It looks like the recent street riots are behind us, and local artists and arts organizations need to ask themselves one key question: What can we do to help breathe life back into Cincinnati?

One inspiring answer comes from Contemporary Dance Theater (CDT) and its Strategic Collaboration Grant award for Inside/Outside. It’s a program that unites the resources of CDT, Intuition Theatre, Women Writing for (a) Change Foundation and the Women’s Project at the Prison Reform Advocacy Center (PRAC) to create biweekly workshops for incarcerated women at the River City Correctional Center. Inside/Outside is based on a similar workshop CDT sponsored at the correctional center earlier this year.

For those who insist that large budgets and large staffs are necessary when it comes to creating unique and inspirational outreach, it’s important to remember that CDT has a paid staff that consists solely of Executive Director Jefferson James. Inside/Outside is proof that a small organization can make a huge impact — all it requires is creativity and the inspiration to do what’s right for the community.

James has plenty of CDT business to keep her busy. Still, there was never any doubt on her behalf that Inside/Outside wasn’t something CDT should try to do.

“I don’t know if it (Inside/Outside) benefits the organization in a direct way,” James says, speaking recently at her College Hill Town Hall office. “But I do know that it will benefit that community in which we live.”

Inside/Outside is arts outreach at its best. It’s about bringing the freeing act of artistic expression to people who need it most.

The women inside River City Correctional Center don’t have the opportunity to experience Greater Cincinnati’s cultural riches. Inside/Outside will help reunite them with their own artistic spirit.

I don’t know if James and her Inside/Outside team will discuss teen-ager Timothy Thomas’ fatal shooting by Cincinnati Police when they head to the correctional center later this fall. But I think it’s safe to say the topic will emerge in their conversations as well as the artwork created by the inmates.

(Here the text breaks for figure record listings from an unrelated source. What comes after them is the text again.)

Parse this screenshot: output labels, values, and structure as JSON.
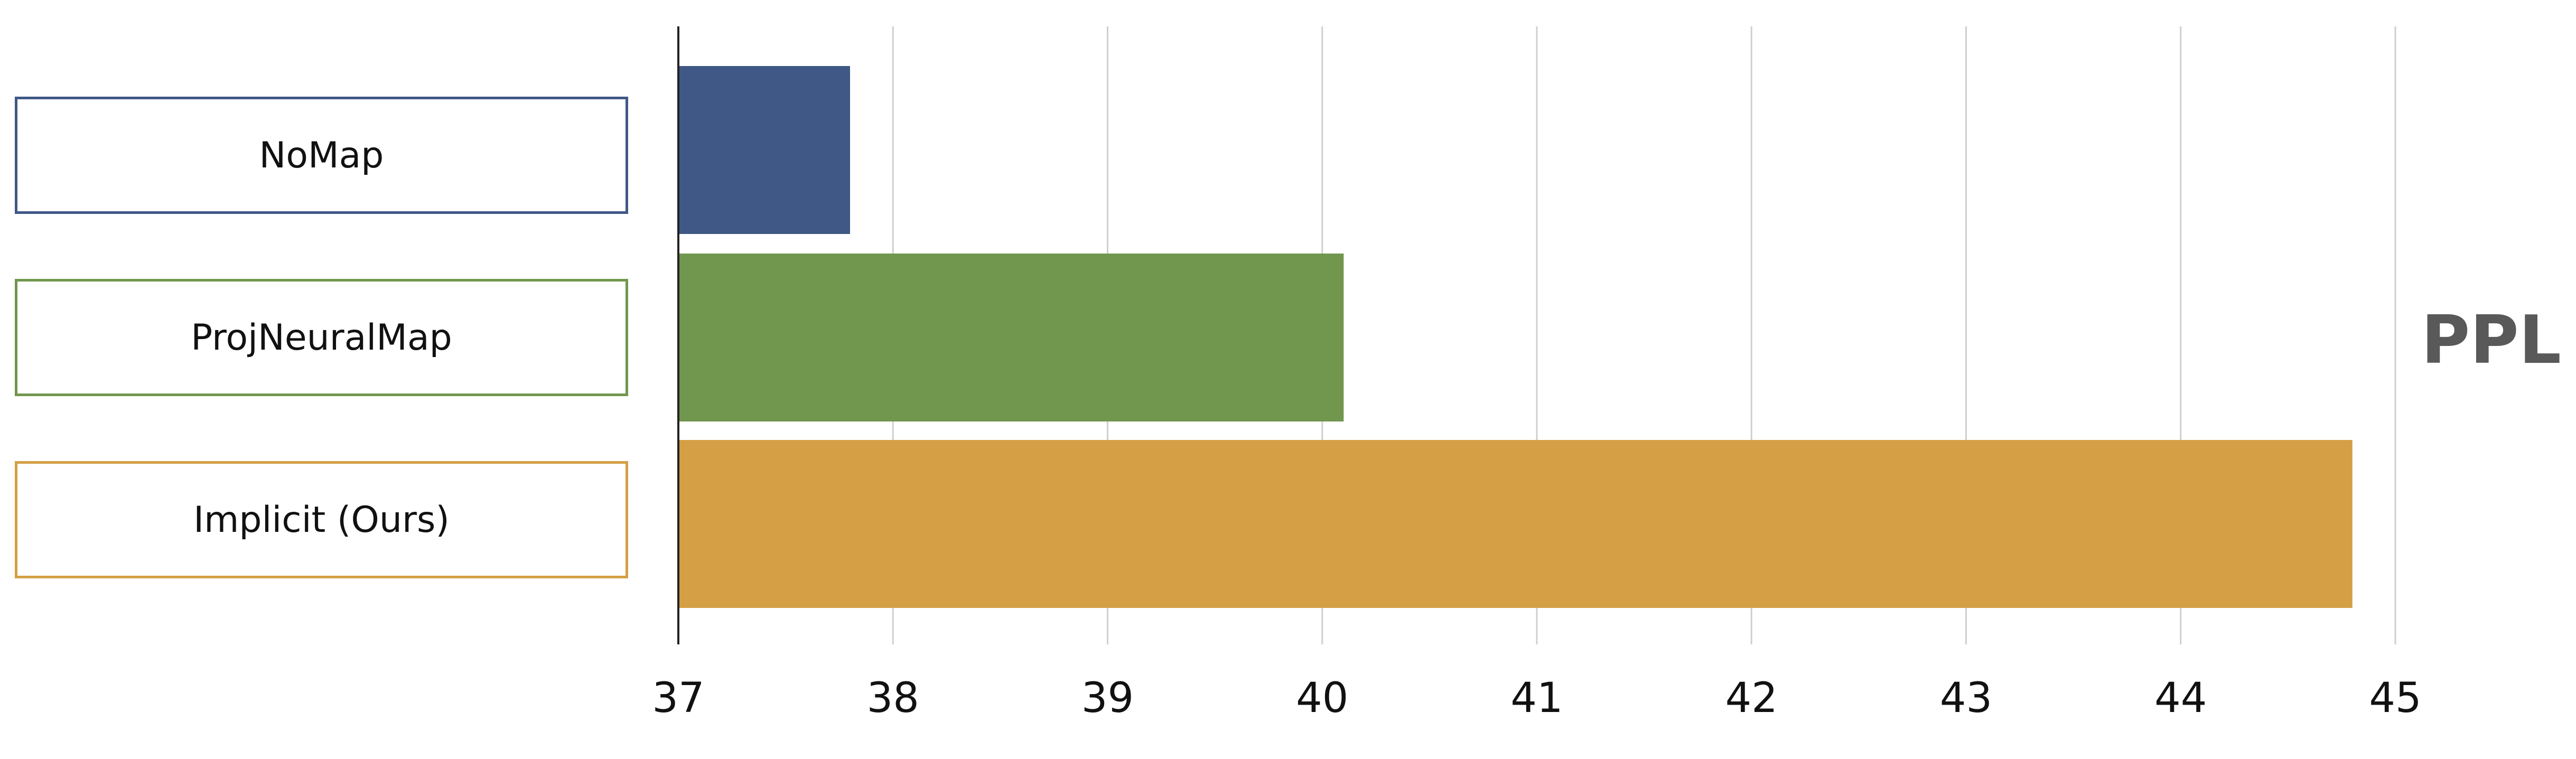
{
  "chart_data": {
    "type": "bar",
    "orientation": "horizontal",
    "categories": [
      "NoMap",
      "ProjNeuralMap",
      "Implicit (Ours)"
    ],
    "values": [
      37.8,
      40.1,
      44.8
    ],
    "colors": [
      "#3F5886",
      "#71964E",
      "#D49F45"
    ],
    "metric": "PPL",
    "xlim": [
      37,
      45
    ],
    "xticks": [
      "37",
      "38",
      "39",
      "40",
      "41",
      "42",
      "43",
      "44",
      "45"
    ],
    "grid": true,
    "legend_placement": "left"
  }
}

Far removed from the recent Over-the-Rhine turmoil, there is calm outside James’ College Hill office. But CDT felt the impact of the April riots. The citywide curfew cancelled all shows for the visiting dance troupe Pilobolus, which eliminated what looked to be the company’s most popular 2000-2001 season program. Losing Pilobolus also reminds James why Inside/Outside is so important.

“Especially in these trying times, I’m reminded about all the anger and frustration involved in the riots,” James says. “This program is about giving people another tool for expressing those feelings.”

Hopefully, tensions will have eased by the end of summer. There will be satisfactory answers behind the cause for Thomas’ fatal shooting. Broken windows will have been replaced.

Around the same time, the Inside/Outside team will have a retreat to finalize programming. They’ll hammer out details throughout September. Later that fall, they’ll meet with River City Correctional Center inmates. It’s safe to say that it will be an extraordinary event.

Some Cincinnati arts organizations have responded to the April riots with additional security. They insist that they’re already doing enough outreach.

James and her Inside/Outside volunteers show that there’s a better way. The company’s spirit of collaboration and inspiration is infectious, as James and her small group of volunteers prove that big ideas are possible even on the smallest of operational budgets.

More importantly, Inside/Outside makes a political impact at a time when the arts community needs to be more integrated with the city it calls home. Hope for a better community continues with inspiring projects like Inside/Outside.